Now the only thing she’ll be late for is her next birthday.
Credit: Tubi TV

The man is a dead ringer for Cropsy from The Burning, but his claw makes me think he was mainly inspired by Freddy Krueger. I’m also getting Toxic Avenger vibes.

The instructor is losing her cool. Her input consists of “smile” and “get into it” and her students aren’t listening. She gets so frustrated she loses the ability to form simple sentences and storms off in search of the latecomer.

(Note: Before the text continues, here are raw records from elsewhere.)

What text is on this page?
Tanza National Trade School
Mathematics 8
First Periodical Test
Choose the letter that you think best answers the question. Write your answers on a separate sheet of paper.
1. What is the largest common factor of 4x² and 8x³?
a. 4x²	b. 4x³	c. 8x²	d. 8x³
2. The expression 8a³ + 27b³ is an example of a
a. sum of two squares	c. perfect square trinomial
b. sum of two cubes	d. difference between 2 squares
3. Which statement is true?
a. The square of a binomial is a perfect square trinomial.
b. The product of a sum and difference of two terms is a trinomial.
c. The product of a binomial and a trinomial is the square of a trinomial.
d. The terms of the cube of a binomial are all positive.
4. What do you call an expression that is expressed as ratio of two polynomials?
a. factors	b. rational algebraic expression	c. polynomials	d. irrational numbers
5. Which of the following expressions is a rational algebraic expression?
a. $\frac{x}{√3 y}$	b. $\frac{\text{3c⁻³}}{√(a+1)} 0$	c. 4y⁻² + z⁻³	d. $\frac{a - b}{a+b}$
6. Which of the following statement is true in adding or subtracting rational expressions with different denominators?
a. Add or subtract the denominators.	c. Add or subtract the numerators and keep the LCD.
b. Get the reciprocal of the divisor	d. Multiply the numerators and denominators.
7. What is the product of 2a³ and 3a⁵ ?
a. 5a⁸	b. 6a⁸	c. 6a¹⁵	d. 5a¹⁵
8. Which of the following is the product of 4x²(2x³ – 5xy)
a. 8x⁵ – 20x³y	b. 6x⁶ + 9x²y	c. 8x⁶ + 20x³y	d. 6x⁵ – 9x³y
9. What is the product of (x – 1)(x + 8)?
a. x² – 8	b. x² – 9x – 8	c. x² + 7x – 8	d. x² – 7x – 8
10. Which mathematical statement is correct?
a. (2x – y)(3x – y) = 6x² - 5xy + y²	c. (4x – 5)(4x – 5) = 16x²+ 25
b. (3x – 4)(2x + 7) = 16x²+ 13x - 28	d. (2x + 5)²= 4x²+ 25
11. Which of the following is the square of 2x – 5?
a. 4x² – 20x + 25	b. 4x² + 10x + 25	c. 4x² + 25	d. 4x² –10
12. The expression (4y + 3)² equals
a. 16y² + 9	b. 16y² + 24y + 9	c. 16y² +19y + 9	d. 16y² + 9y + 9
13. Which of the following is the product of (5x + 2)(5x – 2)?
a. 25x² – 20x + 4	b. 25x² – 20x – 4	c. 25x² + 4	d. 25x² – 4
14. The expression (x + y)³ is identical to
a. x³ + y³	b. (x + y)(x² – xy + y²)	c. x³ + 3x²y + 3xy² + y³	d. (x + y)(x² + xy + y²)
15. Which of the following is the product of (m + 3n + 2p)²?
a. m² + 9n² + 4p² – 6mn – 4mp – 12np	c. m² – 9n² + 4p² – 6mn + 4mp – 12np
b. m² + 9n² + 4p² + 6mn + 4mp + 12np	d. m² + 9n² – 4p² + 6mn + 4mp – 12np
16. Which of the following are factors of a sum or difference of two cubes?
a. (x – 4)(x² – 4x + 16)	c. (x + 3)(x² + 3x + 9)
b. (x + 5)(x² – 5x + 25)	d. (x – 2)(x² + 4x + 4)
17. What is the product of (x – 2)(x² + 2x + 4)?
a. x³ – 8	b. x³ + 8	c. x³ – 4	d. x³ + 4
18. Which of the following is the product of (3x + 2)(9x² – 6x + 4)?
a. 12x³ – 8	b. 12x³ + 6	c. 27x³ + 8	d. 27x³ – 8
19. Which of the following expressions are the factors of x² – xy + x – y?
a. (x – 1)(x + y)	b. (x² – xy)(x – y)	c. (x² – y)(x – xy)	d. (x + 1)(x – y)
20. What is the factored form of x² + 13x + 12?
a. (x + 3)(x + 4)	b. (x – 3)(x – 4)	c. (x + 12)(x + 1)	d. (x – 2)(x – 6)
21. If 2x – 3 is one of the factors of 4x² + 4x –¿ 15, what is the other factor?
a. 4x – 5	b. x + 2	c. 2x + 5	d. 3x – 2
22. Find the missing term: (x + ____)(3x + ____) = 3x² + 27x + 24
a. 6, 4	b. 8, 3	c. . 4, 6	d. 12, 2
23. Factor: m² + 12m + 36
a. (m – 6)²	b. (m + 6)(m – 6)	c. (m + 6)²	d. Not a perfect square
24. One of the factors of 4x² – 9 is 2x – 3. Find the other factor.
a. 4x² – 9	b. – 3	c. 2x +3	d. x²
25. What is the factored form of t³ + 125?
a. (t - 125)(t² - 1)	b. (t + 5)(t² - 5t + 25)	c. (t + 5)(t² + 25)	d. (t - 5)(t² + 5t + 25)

The man with the claw rips a hole in her throat. The instructor runs up a flight of stairs to a balcony overlooking the stage. She opens her mouth, but no sound comes out — strange, by this point her wound has miraculously closed up. She’s not even bleeding anymore. The crew member in charge of the music who she motioned to earlier is nowhere to be found. The killer materializes beside her and punches a hole in her stomach, just like he did to the latecomer, just like Jason does to Horace in Friday the 13th Part VI. The dancers are too busy “smiling” and “getting into it” to notice their instructor being murdered before their very eyes, in full view of the stage, until her lifeless body flips over the railing and crashes to the floor below. But by then the killer is gone.

Credit: Tubi TV

Check out how flimsy his glove is. Note how the fingers bend. There’s no way this guy would actually be able to punch all these holes through people’s stomachs.

Franco Gaudenzi presents

Credit: Tubi TV

Focus shifts to a young girl’s bedroom that looks more like an old lady’s bedroom. That girl’s name is Clarissa. Her mother Melanie (Tara Buckman, Silent Night, Deadly Night) brushes her hair by a window. Melanie’s friend Sherman (Richard Foster) comes to pick up Clarissa. Sherman hands her a present that he wants her to open on Christmas. The two walk down the street to a funky piece of instrumentation that sounds better suited for a Death Wish sequel. They finally arrive at their destination. Sherman’s wife Annie drives off with Clarissa.

Melanie sits down with a sandwich and turns on her TV. It’s news coverage of the double homicide. The reporter refers to the killer as “The Hooded Psychopath”, even though he never once wears a hood, and claims he’s now linked to four murders. She says he repeatedly rapes his victims before killing them, which isn’t true either, at least not of what we just saw. Melanie turns off her TV.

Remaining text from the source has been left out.